Taleb adopte une perspective similaire à celle d’Hannah Arendt, selon laquelle une véritable politique nécessite la présence de l’homme dans l’espace public en tant que sujet responsable, en capacité de rendre des comptes de ses actions devant autrui (Arendt, 1958). La faute politique, comme elle l’indique implicitement dans La condition de l’homme moderne, découle précisément du divorce entre l’action et la responsabilité, entre le pouvoir et la conscience morale de ses conséquences.
Paul Ricoeur souligne que la légitimité d’une institution ne dépend pas seulement de sa conformité légale, mais aussi de sa capacité à créer un sens partagé, une narration commune à laquelle le citoyen peut s'identifier (Ricoeur, 1990). Sans responsabilité concrète et risques assumés, la loi se réduit à une mécanique, et l’État devient une fiction glaciale, déconnectée de l’expérience réelle.

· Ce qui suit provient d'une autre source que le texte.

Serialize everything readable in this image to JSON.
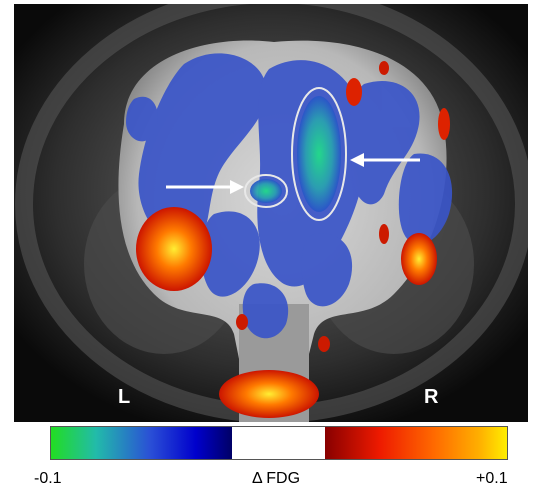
{
  "figure": {
    "left_label": "L",
    "right_label": "R",
    "colorbar": {
      "min_label": "-0.1",
      "center_label": "Δ FDG",
      "max_label": "+0.1",
      "negative_colors": [
        "#22dd22",
        "#2a4fd6",
        "#000066"
      ],
      "zero_color": "#ffffff",
      "positive_colors": [
        "#880000",
        "#ee1a00",
        "#ffb000",
        "#ffee00"
      ]
    },
    "annotations": [
      {
        "type": "arrow",
        "direction": "right"
      },
      {
        "type": "arrow",
        "direction": "left"
      }
    ]
  }
}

Selon cette triple filiation (Taleb, Arendt, Ricoeur), la responsabilité politique ne se limite pas à la compétence technique ou à la noblesse d'intention. Elle se mesure aussi à l'exposition réelle : qui supporte les conséquences des échecs politiques ? (Taleb, 2018 ; Arendt, 1958 ; Ricoeur, 1990) Qui endure les effets de l'effondrement des textes ? Qui subit le chaos institutionnel, l’insécurité juridique ou la paralysie de l'État si ce n'est le citoyen ordinaire ? Quant au décideur, il se retire, se reconvertit ou disparaît dans les limbes d’une autre commission, d’un autre décret, d’un autre salaire public. Dans les sociétés fragiles, cette convergence théorique révèle une vérité tragique : ceux qui décident n’ont généralement rien à perdre. Ils ne sont ni les passagers de l’avion qu’ils pilotent, ni même les mécaniciens qui l’entretiennent. Ils sont ailleurs, dans une tour d’ivoire d’irresponsabilité institutionnalisée, pendant que le pays, lui, chute.
C’est à cette lumière que se lit le cas d’Enex Jean-Charles et la réforme constitutionnelle en Haïti.

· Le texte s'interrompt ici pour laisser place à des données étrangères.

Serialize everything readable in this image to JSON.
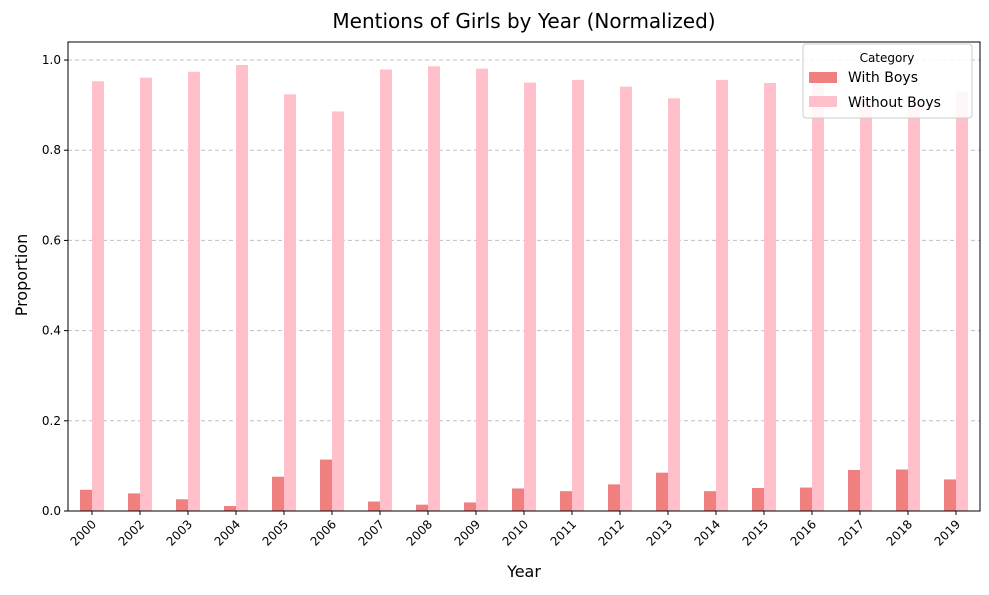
{
  "chart_data": {
    "type": "bar",
    "title": "Mentions of Girls by Year (Normalized)",
    "xlabel": "Year",
    "ylabel": "Proportion",
    "categories": [
      "2000",
      "2002",
      "2003",
      "2004",
      "2005",
      "2006",
      "2007",
      "2008",
      "2009",
      "2010",
      "2011",
      "2012",
      "2013",
      "2014",
      "2015",
      "2016",
      "2017",
      "2018",
      "2019"
    ],
    "series": [
      {
        "name": "With Boys",
        "color": "#f08080",
        "values": [
          0.047,
          0.039,
          0.026,
          0.011,
          0.076,
          0.114,
          0.021,
          0.014,
          0.019,
          0.05,
          0.044,
          0.059,
          0.085,
          0.044,
          0.051,
          0.052,
          0.091,
          0.092,
          0.07
        ]
      },
      {
        "name": "Without Boys",
        "color": "#ffc0cb",
        "values": [
          0.953,
          0.961,
          0.974,
          0.989,
          0.924,
          0.886,
          0.979,
          0.986,
          0.981,
          0.95,
          0.956,
          0.941,
          0.915,
          0.956,
          0.949,
          0.948,
          0.909,
          0.908,
          0.93
        ]
      }
    ],
    "ylim": [
      0,
      1.04
    ],
    "yticks": [
      "0.0",
      "0.2",
      "0.4",
      "0.6",
      "0.8",
      "1.0"
    ],
    "grid": "horizontal-dashed",
    "legend": {
      "title": "Category",
      "position": "top-right"
    }
  }
}
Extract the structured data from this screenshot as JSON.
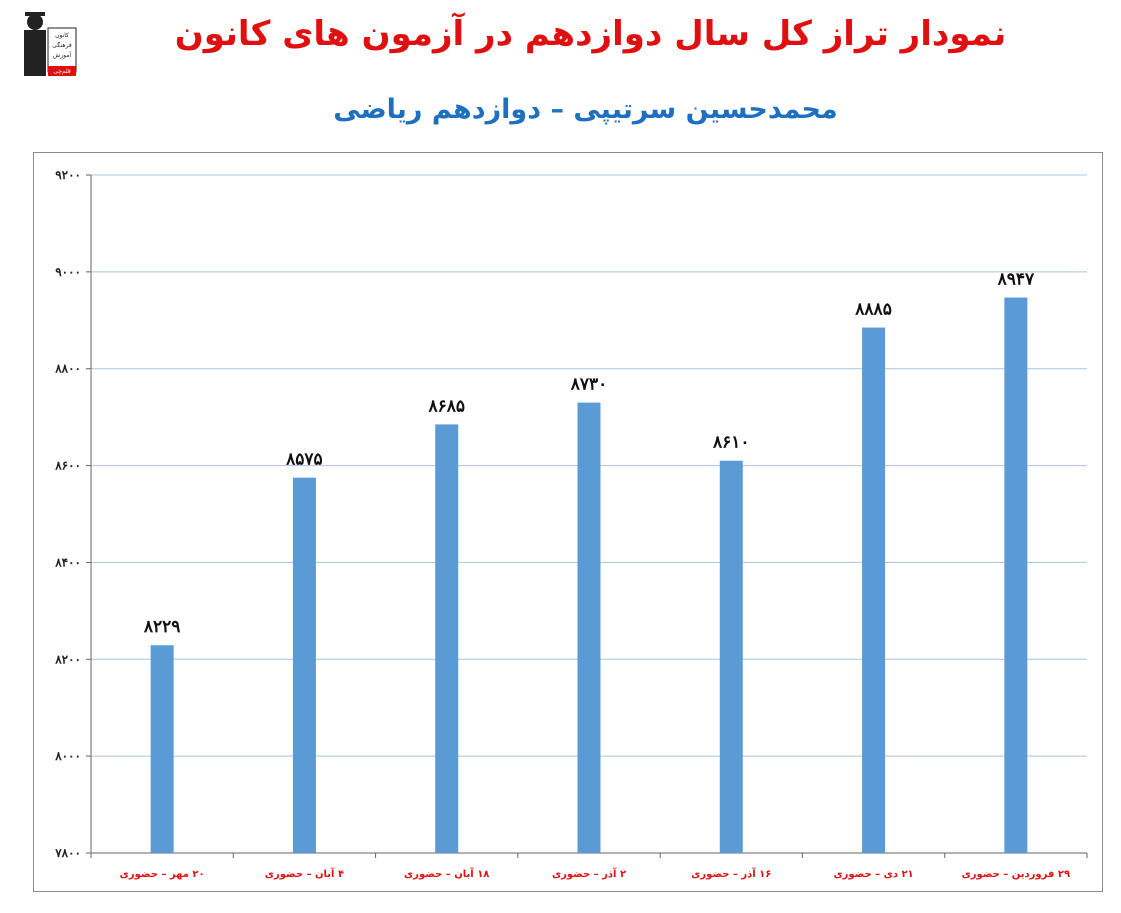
{
  "header": {
    "title": "نمودار تراز کل سال دوازدهم در آزمون های کانون",
    "subtitle": "محمدحسین سرتیپی – دوازدهم ریاضی",
    "logo_text": [
      "کانون",
      "فرهنگی",
      "آموزش",
      "قلم‌چی"
    ]
  },
  "colors": {
    "title": "#e01010",
    "subtitle": "#1f6fc0",
    "bar": "#5b9bd5",
    "grid": "#a9c4e4",
    "xtick": "#e01010"
  },
  "chart_data": {
    "type": "bar",
    "categories": [
      "۲۰ مهر – حضوری",
      "۴ آبان – حضوری",
      "۱۸ آبان – حضوری",
      "۲ آذر – حضوری",
      "۱۶ آذر – حضوری",
      "۲۱ دی – حضوری",
      "۲۹ فروردین – حضوری"
    ],
    "values": [
      8229,
      8575,
      8685,
      8730,
      8610,
      8885,
      8947
    ],
    "value_labels": [
      "۸۲۲۹",
      "۸۵۷۵",
      "۸۶۸۵",
      "۸۷۳۰",
      "۸۶۱۰",
      "۸۸۸۵",
      "۸۹۴۷"
    ],
    "ylim": [
      7800,
      9200
    ],
    "yticks": [
      7800,
      8000,
      8200,
      8400,
      8600,
      8800,
      9000,
      9200
    ],
    "ytick_labels": [
      "۷۸۰۰",
      "۸۰۰۰",
      "۸۲۰۰",
      "۸۴۰۰",
      "۸۶۰۰",
      "۸۸۰۰",
      "۹۰۰۰",
      "۹۲۰۰"
    ],
    "grid": true,
    "legend": "none"
  }
}
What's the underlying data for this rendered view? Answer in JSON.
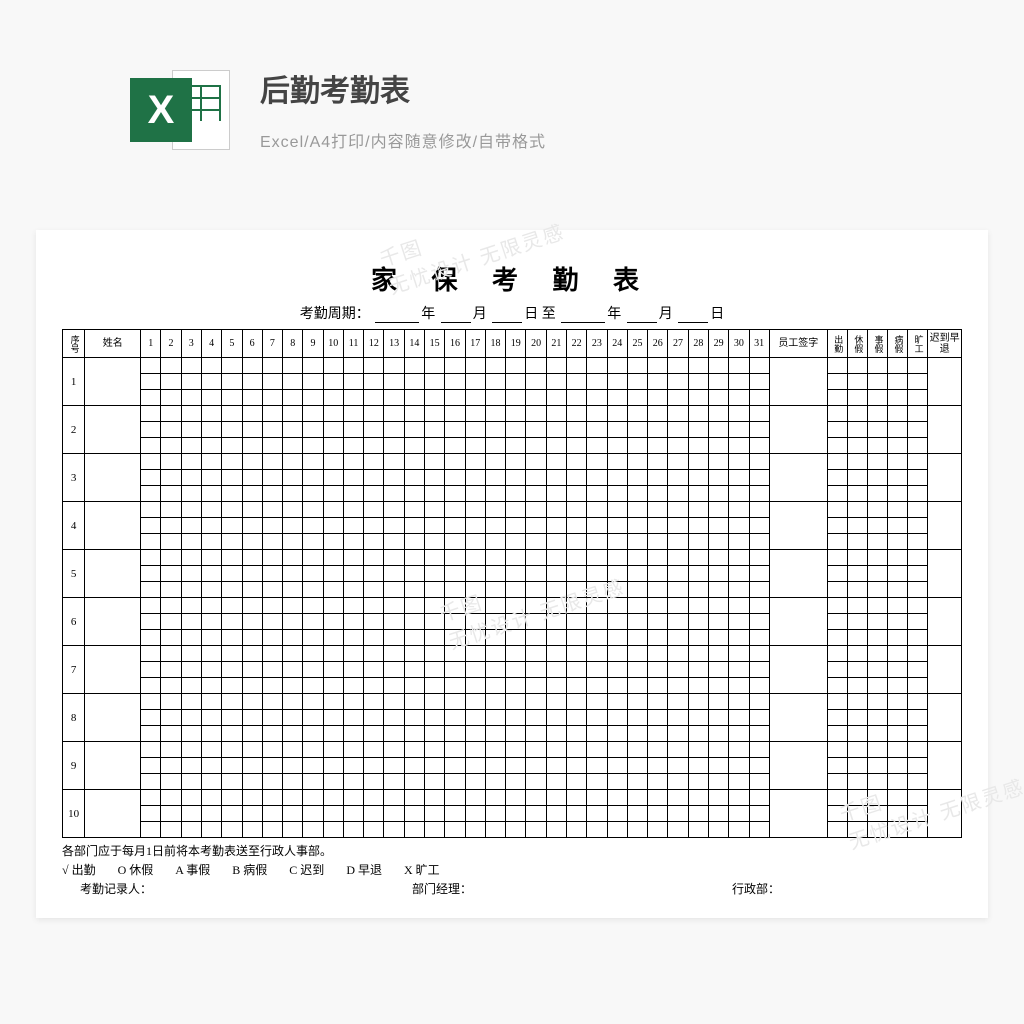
{
  "header": {
    "title": "后勤考勤表",
    "subtitle": "Excel/A4打印/内容随意修改/自带格式",
    "icon_letter": "X",
    "icon_color": "#1f7246"
  },
  "sheet": {
    "title": "家 保 考 勤 表",
    "period_label": "考勤周期：",
    "period_y": "年",
    "period_m": "月",
    "period_d": "日",
    "period_to": "至",
    "columns": {
      "seq": "序号",
      "name": "姓名",
      "days": [
        "1",
        "2",
        "3",
        "4",
        "5",
        "6",
        "7",
        "8",
        "9",
        "10",
        "11",
        "12",
        "13",
        "14",
        "15",
        "16",
        "17",
        "18",
        "19",
        "20",
        "21",
        "22",
        "23",
        "24",
        "25",
        "26",
        "27",
        "28",
        "29",
        "30",
        "31"
      ],
      "sign": "员工签字",
      "stats": [
        "出勤",
        "休假",
        "事假",
        "病假",
        "旷工"
      ],
      "late": "迟到早退"
    },
    "row_count": 10,
    "subrows_per_row": 3,
    "footer": {
      "note": "各部门应于每月1日前将本考勤表送至行政人事部。",
      "legend": [
        "√ 出勤",
        "O 休假",
        "A 事假",
        "B 病假",
        "C 迟到",
        "D 早退",
        "X 旷工"
      ],
      "sig1": "考勤记录人：",
      "sig2": "部门经理：",
      "sig3": "行政部："
    }
  },
  "watermark": {
    "text": "千图",
    "sub": "无忧设计 无限灵感"
  },
  "colors": {
    "page_bg": "#f8f8f8",
    "sheet_bg": "#ffffff",
    "border": "#000000",
    "title": "#444444",
    "subtitle": "#999999",
    "watermark": "#e8e8e8"
  }
}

La constitution confiée, déléguée, dépossédée
Lorsque les autorités haïtiennes ont confié à l’ancien Premier ministre Enex Jean-Charles la responsabilité de diriger le processus d’amendement de la constitution, l’enjeu était énorme. Il ne s’agissait pas simplement d’un ajustement juridique, mais d’un acte de refondation, un moment rare où une nation cherche à réviser son contrat politique, à redéfinir les règles du vivre ensemble, et à réparer les fissures d’un texte devenu inefficace, conflictuel et lourd de contradictions. Après consultations, rencontres sectorielles, forums, déclarations solennelles et engagements pour une inclusion plus large, le résultat proposé était une constitution qui, selon de nombreux observateurs, n’était pas seulement insuffisante mais pire que celle de 1987, déjà fortement critiquée pour ses incohérences, ses ambiguïtés structurelles et son insuffisance chronique à assurer la stabilité institutionnelle.

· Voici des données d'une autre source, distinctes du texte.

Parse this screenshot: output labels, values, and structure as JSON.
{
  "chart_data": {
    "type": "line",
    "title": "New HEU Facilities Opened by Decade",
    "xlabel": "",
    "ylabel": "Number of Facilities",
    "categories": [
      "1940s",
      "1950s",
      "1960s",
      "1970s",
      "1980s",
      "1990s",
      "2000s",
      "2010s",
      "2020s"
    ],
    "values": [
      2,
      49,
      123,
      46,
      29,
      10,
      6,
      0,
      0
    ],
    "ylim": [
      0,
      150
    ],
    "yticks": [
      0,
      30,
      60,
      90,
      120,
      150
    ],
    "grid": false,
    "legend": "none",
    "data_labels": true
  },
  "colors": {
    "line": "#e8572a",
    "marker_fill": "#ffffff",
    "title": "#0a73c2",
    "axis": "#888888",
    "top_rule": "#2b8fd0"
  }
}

Au lieu de favoriser la guérison, le texte semblait accentuer la fracture. Au lieu de moderniser l’ordre constitutionnel, il renforçait ses zones d’ombre. Au lieu de clarifier les rapports de pouvoir, il les rendait encore plus confus. Et lorsque protestations, critiques, et désapprobations jaillirent de toutes parts, juristes, universitaires, organisations de la société civile, forces politiques, la réponse fut la promesse d’une révision, d’une réécriture, d’un réajustement supposé. Puis, soudainement, le silence. Le processus s’arrêta net. Pas de bilan. Pas de reddition de comptes. Pas de mea culpa. Seulement cette impression amère d’un projet englouti dans les sables mouvants de l’habitude haïtienne : recommencer sans jamais finir.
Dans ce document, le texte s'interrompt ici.